EL: O propósito da fundação era disseminar os ensinamentos de Krishnamurti. Havia uma nova organização, iniciada na Inglaterra alguns meses antes, que era a Fundação Krishnamurti Ltd. O objetivo era criar uma lista de correspondência e informar as pessoas sobre onde Krishnamurti estaria e organizar as palestras nos Estados Unidos, todos os quais nós cumprimos. Ele não tinha onde falar em Ojai naquele momento porque a Oak Grove estava fechada para ele. Então ele palestrou em Santa Monica, em São Francisco e em Nova York. Cresceu a partir daí.

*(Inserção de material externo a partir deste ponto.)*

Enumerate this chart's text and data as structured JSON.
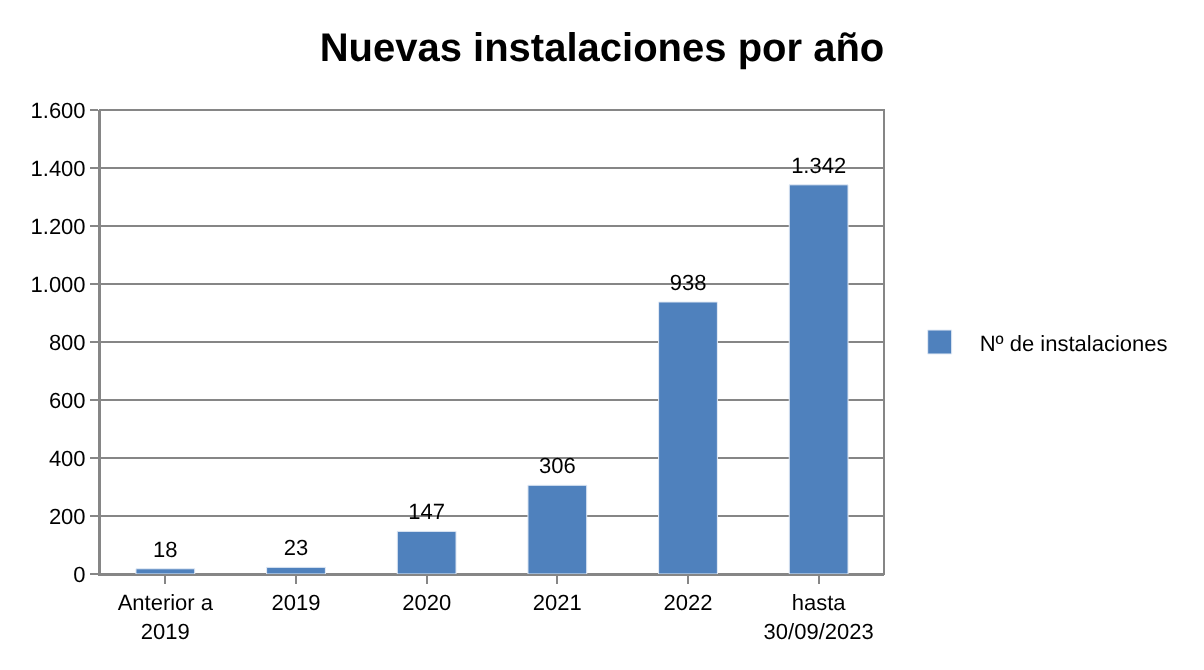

EB: Durante todo esse período, o processo judicial continuou?

EL: Sim, as atividades relacionadas às acusações contra a Krishnamurti Writings Inc. e Rajagopal continuaram até os anos 1970, quando chegamos a um acordo nos tribunais. Naquele momento conseguimos recuperar a propriedade, a Oak Grove e a propriedade em Meiners Oaks, o que permitiu que a Escola Oak Grove começasse suas atividades. Também recuperamos a propriedade em Arya Vihara, onde Krishnamurti poderia ficar novamente e vir a Ojai.

EB: Durante esses anos, você teve a oportunidade de ver Krishnamurti em todo tipo de situação. Qual foi sua reação a Krishnamurti, o homem e seus ensinamentos?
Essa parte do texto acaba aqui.